Desde la Facultad de Arquitectura y Arte de la Universidad Católica habíamos realizado una actividad en un jardín infantil en La Legua que consistió en pintar -un día sábado, junto a algunas profesoras del establecimiento- un gran mural en la pandereta gris a la que miraban todas las salas, con la idea de darle color y alegría a los niños. El alcalde de la época (Murúa) interpretó el mural, con una imaginación notable y un nivel de paranoia superior, como una alegoría y denuncia del asesinato de tres profesionales comunistas (lo que jamás pasó por nuestras cabezas y menos estaba en nuestras intenciones). El resultado fue que Murúa despidió a algunas profesionales que trabajaban en ese jardíne hizo borrarlo mientras los niños estaban en el jardín infantil provocando un llanto general.

En ese contexto, se organizó una actividad denuncia y de solidaridad por esta reacción arbitraria en la Casa de la Cultura, liderada en esa época por el poeta Víctor Hugo Castro.

Ahí llegaron, entre otros, José Balmes, Gracia Barrios (ambos después serían Premio Nacional de Arte) y Claudio Di Girolamo (estoy casi seguro que también estuvo Roser Bru, que también sería Premio Nacional de Arte) para pintar un mural en la fachada de la Casa de la Cultura de La Legua, justo al lado de la iglesia. Ahora si con contenido político.

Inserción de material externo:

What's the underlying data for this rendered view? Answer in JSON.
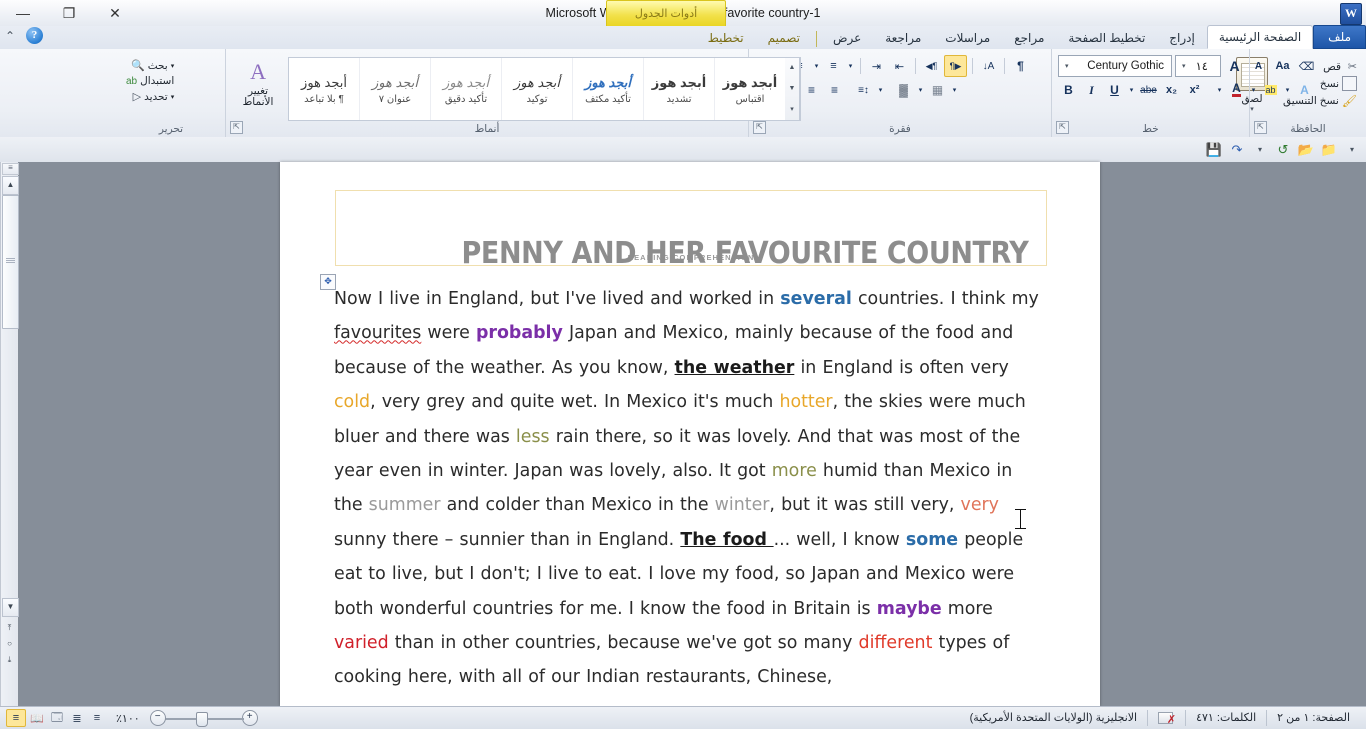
{
  "window": {
    "title": "Microsoft Word  -  penny and her favorite country-1",
    "app_logo": "W",
    "close": "✕",
    "restore": "❐",
    "minimize": "—",
    "contextual_tab_label": "أدوات الجدول",
    "help_icon": "?",
    "collapse_icon": "⌃"
  },
  "tabs": [
    {
      "label": "ملف",
      "kind": "file"
    },
    {
      "label": "الصفحة الرئيسية",
      "kind": "active"
    },
    {
      "label": "إدراج",
      "kind": "normal"
    },
    {
      "label": "تخطيط الصفحة",
      "kind": "normal"
    },
    {
      "label": "مراجع",
      "kind": "normal"
    },
    {
      "label": "مراسلات",
      "kind": "normal"
    },
    {
      "label": "مراجعة",
      "kind": "normal"
    },
    {
      "label": "عرض",
      "kind": "normal"
    },
    {
      "label": "تصميم",
      "kind": "ctx"
    },
    {
      "label": "تخطيط",
      "kind": "ctx"
    }
  ],
  "ribbon": {
    "clipboard": {
      "group_label": "الحافظة",
      "paste": "لصق",
      "cut": "قص",
      "copy": "نسخ",
      "format_painter": "نسخ التنسيق"
    },
    "font": {
      "group_label": "خط",
      "font_name": "Century Gothic",
      "font_size": "١٤",
      "grow_font": "A",
      "shrink_font": "A",
      "change_case": "Aa",
      "clear_formatting": "Aa",
      "bold": "B",
      "italic": "I",
      "underline": "U",
      "strikethrough": "abe",
      "subscript": "x₂",
      "superscript": "x²",
      "text_effects": "A",
      "highlight": "ab",
      "font_color": "A"
    },
    "paragraph": {
      "group_label": "فقرة",
      "bullets": "≡",
      "numbering": "≡",
      "multilevel": "≡",
      "decrease_indent": "⇤",
      "increase_indent": "⇥",
      "ltr_direction": "¶◀",
      "rtl_direction": "▶¶",
      "sort": "A↓",
      "show_marks": "¶",
      "align_right": "≡",
      "align_center": "≡",
      "align_left": "≡",
      "justify": "≡",
      "line_spacing": "↕≡",
      "shading": "▓",
      "borders": "▦"
    },
    "styles": {
      "group_label": "أنماط",
      "items": [
        {
          "sample": "أبجد هوز",
          "name": "اقتباس"
        },
        {
          "sample": "أبجد هوز",
          "name": "تشديد"
        },
        {
          "sample": "أبجد هوز",
          "name": "تأكيد مكثف"
        },
        {
          "sample": "أبجد هوز",
          "name": "توكيد"
        },
        {
          "sample": "أبجد هوز",
          "name": "تأكيد دقيق"
        },
        {
          "sample": "أبجد هوز",
          "name": "عنوان ٧"
        },
        {
          "sample": "أبجد هوز",
          "name": "¶ بلا تباعد"
        }
      ],
      "change_styles": "تغيير الأنماط"
    },
    "editing": {
      "group_label": "تحرير",
      "find": "بحث",
      "replace": "استبدال",
      "select": "تحديد"
    }
  },
  "qat": {
    "save": "💾",
    "undo": "↷",
    "redo": "↺",
    "open": "📂",
    "new": "📁",
    "customize": "▾"
  },
  "document": {
    "title_box": {
      "subtitle": "READING COMPREHENSION",
      "title": "PENNY AND HER FAVOURITE COUNTRY"
    },
    "move_handle_icon": "✥",
    "paragraph_runs": [
      {
        "t": "Now I live in England, but I've lived and worked in ",
        "s": "plain"
      },
      {
        "t": "several",
        "s": "b-blue"
      },
      {
        "t": " countries. I think my ",
        "s": "plain"
      },
      {
        "t": "favourites",
        "s": "spell"
      },
      {
        "t": " were ",
        "s": "plain"
      },
      {
        "t": "probably",
        "s": "b-purple"
      },
      {
        "t": " Japan and Mexico, mainly because of the food and because of the weather. As you know, ",
        "s": "plain"
      },
      {
        "t": "the weather",
        "s": "b-under"
      },
      {
        "t": " in England is often very ",
        "s": "plain"
      },
      {
        "t": "cold",
        "s": "c-gold"
      },
      {
        "t": ", very grey and quite wet. In Mexico it's much ",
        "s": "plain"
      },
      {
        "t": "hotter",
        "s": "c-gold"
      },
      {
        "t": ", the skies were much bluer and there was ",
        "s": "plain"
      },
      {
        "t": "less",
        "s": "c-olive"
      },
      {
        "t": " rain there, so it was lovely. And that was most of the year even in winter. Japan was lovely, also. It got ",
        "s": "plain"
      },
      {
        "t": "more",
        "s": "c-olive"
      },
      {
        "t": " humid than Mexico in the ",
        "s": "plain"
      },
      {
        "t": "summer",
        "s": "c-grey"
      },
      {
        "t": " and colder than Mexico in the ",
        "s": "plain"
      },
      {
        "t": "winter",
        "s": "c-grey"
      },
      {
        "t": ", but it was still very, ",
        "s": "plain"
      },
      {
        "t": "very",
        "s": "c-salmon"
      },
      {
        "t": " sunny there – sunnier than in England. ",
        "s": "plain"
      },
      {
        "t": "The food ",
        "s": "b-under"
      },
      {
        "t": "... well, I know ",
        "s": "plain"
      },
      {
        "t": "some",
        "s": "b-blue"
      },
      {
        "t": " people eat to live, but I don't; I live to eat. I love my food, so Japan and Mexico were both wonderful countries for me. I know the food in Britain is ",
        "s": "plain"
      },
      {
        "t": "maybe",
        "s": "b-purple"
      },
      {
        "t": " more ",
        "s": "plain"
      },
      {
        "t": "varied",
        "s": "c-red"
      },
      {
        "t": " than in other countries, because we've got so many ",
        "s": "plain"
      },
      {
        "t": "different",
        "s": "c-redorange"
      },
      {
        "t": " types of cooking here, with all of our Indian restaurants, Chinese,",
        "s": "plain"
      }
    ]
  },
  "status_bar": {
    "page": "الصفحة: ١ من ٢",
    "words": "الكلمات: ٤٧١",
    "proofing_icon": "proof-error-icon",
    "language": "الانجليزية (الولايات المتحدة الأمريكية)",
    "zoom_level": "١٠٠٪",
    "zoom_out": "−",
    "zoom_in": "+",
    "views": [
      {
        "name": "print-layout",
        "glyph": "≡",
        "active": true
      },
      {
        "name": "full-screen-reading",
        "glyph": "📖",
        "active": false
      },
      {
        "name": "web-layout",
        "glyph": "🗔",
        "active": false
      },
      {
        "name": "outline",
        "glyph": "≣",
        "active": false
      },
      {
        "name": "draft",
        "glyph": "≡",
        "active": false
      }
    ]
  },
  "scrollbar": {
    "up_arrow": "▲",
    "down_arrow": "▼",
    "browse_prev": "⤒",
    "browse_object": "○",
    "browse_next": "⤓",
    "split_handle": "≡"
  },
  "colors": {
    "accent_blue": "#2b6ca8",
    "accent_purple": "#7b2fa8",
    "gold": "#e8a72a",
    "olive": "#8a8f4a",
    "grey": "#9a9a9a",
    "salmon": "#e0745a",
    "red": "#d0202a",
    "title_grey": "#8d8d8d",
    "table_border": "#f0dfae",
    "ribbon_bg": "#eceff5",
    "workspace_bg": "#868e99"
  }
}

De todos ellos, de una u otra forma, sabíamos en la Universidad. Pero Balmes era un mito, por su aporte a la pintura y por su obra comprometida y militante. Por su afiche contra Vietnam…

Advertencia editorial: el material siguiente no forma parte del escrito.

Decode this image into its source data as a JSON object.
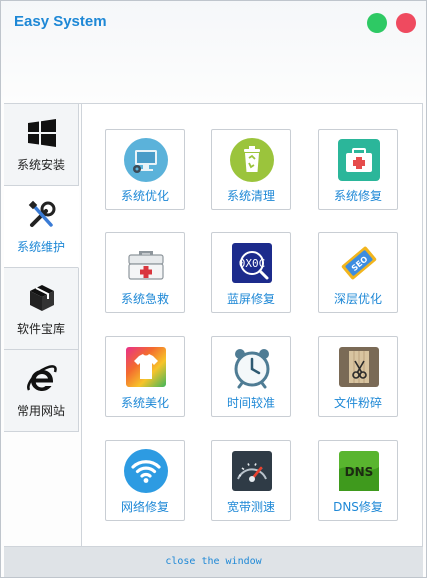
{
  "app": {
    "title": "Easy System"
  },
  "window_controls": {
    "minimize_icon": "green-circle",
    "close_icon": "red-circle"
  },
  "sidebar": {
    "items": [
      {
        "label": "系统安装",
        "icon": "windows-logo-icon",
        "active": false
      },
      {
        "label": "系统维护",
        "icon": "wrench-screwdriver-icon",
        "active": true
      },
      {
        "label": "软件宝库",
        "icon": "box-icon",
        "active": false
      },
      {
        "label": "常用网站",
        "icon": "ie-browser-icon",
        "active": false
      }
    ]
  },
  "tiles": [
    {
      "label": "系统优化",
      "icon": "monitor-gear-icon"
    },
    {
      "label": "系统清理",
      "icon": "recycle-bin-icon"
    },
    {
      "label": "系统修复",
      "icon": "first-aid-kit-icon"
    },
    {
      "label": "系统急救",
      "icon": "toolbox-icon"
    },
    {
      "label": "蓝屏修复",
      "icon": "bsod-search-icon"
    },
    {
      "label": "深层优化",
      "icon": "seo-tag-icon"
    },
    {
      "label": "系统美化",
      "icon": "tshirt-icon"
    },
    {
      "label": "时间较准",
      "icon": "alarm-clock-icon"
    },
    {
      "label": "文件粉碎",
      "icon": "file-shredder-icon"
    },
    {
      "label": "网络修复",
      "icon": "wifi-icon"
    },
    {
      "label": "宽带测速",
      "icon": "speedometer-icon"
    },
    {
      "label": "DNS修复",
      "icon": "dns-icon"
    }
  ],
  "footer": {
    "link": "close the window"
  },
  "colors": {
    "accent": "#1e88d6",
    "minimize": "#2ec964",
    "close": "#ef4a5f"
  }
}
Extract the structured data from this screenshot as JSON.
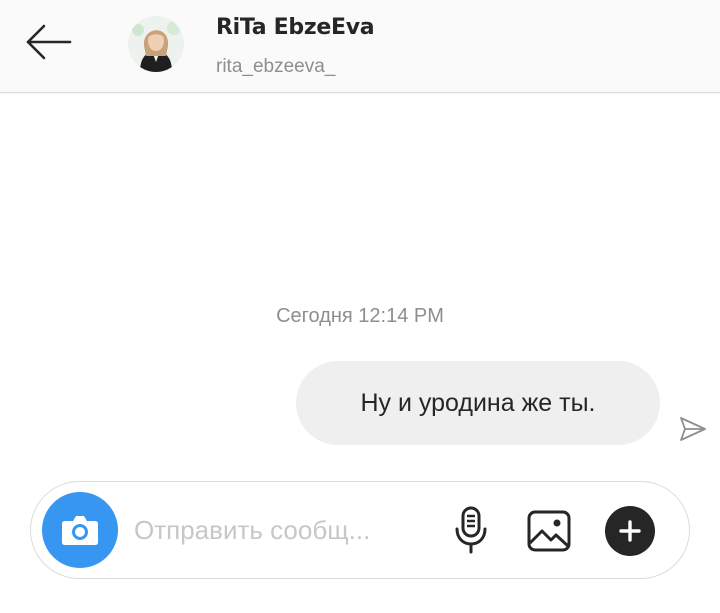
{
  "header": {
    "user_name": "RiTa EbzeEva",
    "username": "rita_ebzeeva_"
  },
  "thread": {
    "timestamp": "Сегодня 12:14 PM",
    "messages": [
      {
        "text": "Ну и уродина же ты.",
        "direction": "outgoing"
      }
    ]
  },
  "composer": {
    "placeholder": "Отправить сообщ..."
  },
  "colors": {
    "accent": "#3797f0",
    "header_bg": "#fafafa",
    "bubble_bg": "#efefef",
    "muted_text": "#8e8e8e",
    "primary_text": "#262626"
  },
  "icons": {
    "back": "arrow-left-icon",
    "avatar": "profile-photo",
    "sent_status": "paper-plane-icon",
    "camera": "camera-icon",
    "microphone": "microphone-icon",
    "gallery": "image-icon",
    "more": "plus-icon"
  }
}
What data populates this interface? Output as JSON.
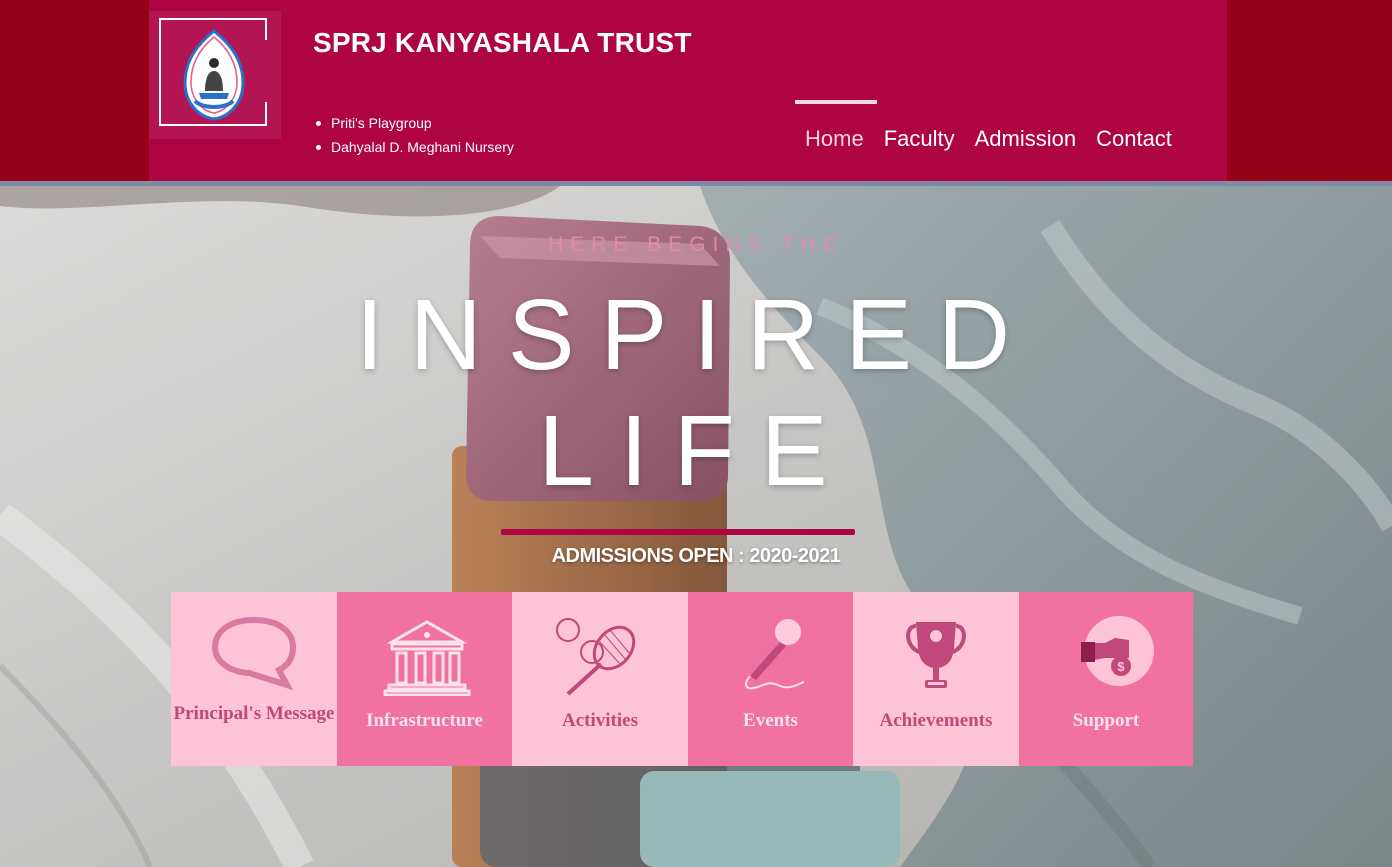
{
  "header": {
    "title": "SPRJ KANYASHALA TRUST",
    "sub_items": [
      "Priti's Playgroup",
      "Dahyalal D. Meghani Nursery"
    ],
    "nav": [
      {
        "label": "Home",
        "active": true
      },
      {
        "label": "Faculty",
        "active": false
      },
      {
        "label": "Admission",
        "active": false
      },
      {
        "label": "Contact",
        "active": false
      }
    ]
  },
  "hero": {
    "eyebrow": "HERE BEGINS THE",
    "headline_line1": "INSPIRED",
    "headline_line2": "LIFE",
    "admissions": "ADMISSIONS OPEN : 2020-2021"
  },
  "tiles": [
    {
      "label": "Principal's Message",
      "icon": "speech-bubble-icon"
    },
    {
      "label": "Infrastructure",
      "icon": "building-icon"
    },
    {
      "label": "Activities",
      "icon": "tennis-icon"
    },
    {
      "label": "Events",
      "icon": "microphone-icon"
    },
    {
      "label": "Achievements",
      "icon": "trophy-icon"
    },
    {
      "label": "Support",
      "icon": "donation-icon"
    }
  ],
  "colors": {
    "header_bg": "#ae0442",
    "header_outer": "#960019",
    "tile_light": "#fdc3d6",
    "tile_dark": "#f171a0",
    "accent": "#ae0442"
  }
}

En un ambiente tenso, en el que periódicamente pasaban vehículos sin patente y ventanas polarizadas, estos artistas pudieron generar un ambiente de compromiso, de lucha, de conciencia y solidaridad desde el compartir, el crear, el participar independiente de las habilidades y los pergaminos de cada cual en esta actividad testimonial que sabíamos era poco probable que tuviera mayores efectos.

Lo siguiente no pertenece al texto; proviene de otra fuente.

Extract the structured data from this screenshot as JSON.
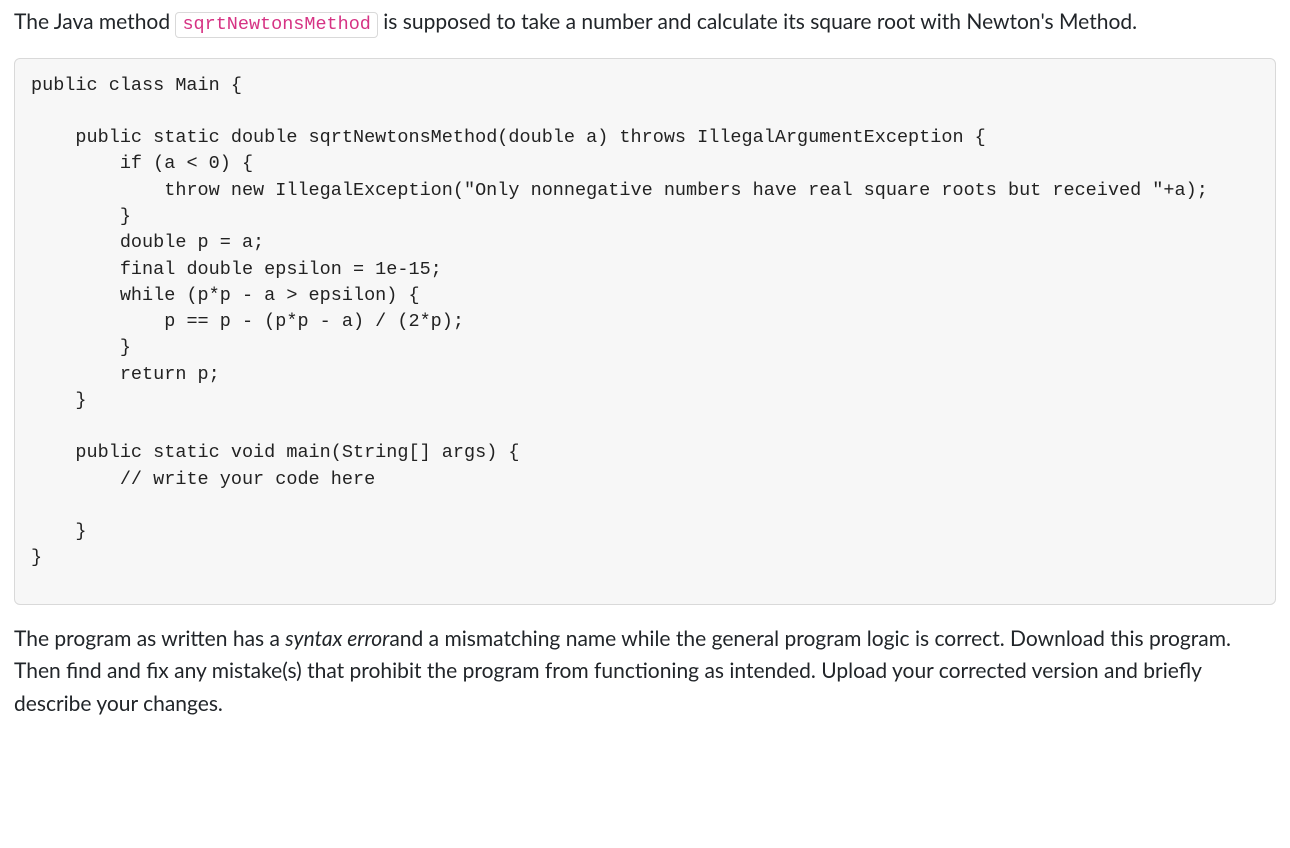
{
  "intro": {
    "pre": "The Java method ",
    "code": "sqrtNewtonsMethod",
    "post": " is supposed to take a number and calculate its square root with Newton's Method."
  },
  "code_block": "public class Main {\n\n    public static double sqrtNewtonsMethod(double a) throws IllegalArgumentException {\n        if (a < 0) {\n            throw new IllegalException(\"Only nonnegative numbers have real square roots but received \"+a);\n        }\n        double p = a;\n        final double epsilon = 1e-15;\n        while (p*p - a > epsilon) {\n            p == p - (p*p - a) / (2*p);\n        }\n        return p;\n    }\n\n    public static void main(String[] args) {\n        // write your code here\n\n    }\n}",
  "outro": {
    "pre": "The program as written has a ",
    "em": "syntax error",
    "post": "and a mismatching name while the general program logic is correct. Download this program. Then find and fix any mistake(s) that prohibit the program from functioning as intended. Upload your corrected version and briefly describe your changes."
  }
}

Ese sábado cada cual aportó lo suyo. Y en eso, Balmes destacó por su voz ronca, su vehemencia, su pincelada decidida, una capacidad notable de espantar fantasmas y buitres, de aunar y hermanar. De ayudar a crear un espíritu que sólo se fue diluyendo cuando fue menguando la luz del día y el miedo, el horroroso miedo de todos los días empezó a volver a ocupar su lugar en La Legua y gran parte del país.

Ha pasado mucho tiempo, la Casa de la Cultura ya no está (al menos ya no está ahí, aunque hoy hay muchas iniciativas culturales potentes en La Legua) y tampoco el mural; el miedo de antaño se ha mutado en otros miedos. Pero el recuerdo de esos artistas –y de José Balmes- sigue –con todo lo difuso e irreal que otorga el tiempo- imborrable.

José Balmes y los artistas mencionados tienen obras contundentes, que son parte de nuestro imaginario. Además han sido ejemplo de entrega, de perseverancia, de lucha en distintos ámbitos. Verdaderos ejemplos y guías.

A José Balmes después lo vi muchas veces en la Universidad, en inauguraciones de exposiciones o entrando y saliendo de u casa en calle Enrique Richards, cuando remodelé una casa en esa calle.

Pero ese día, el mito de José Balmes se hizo carne, fue realidad en toda su potencia.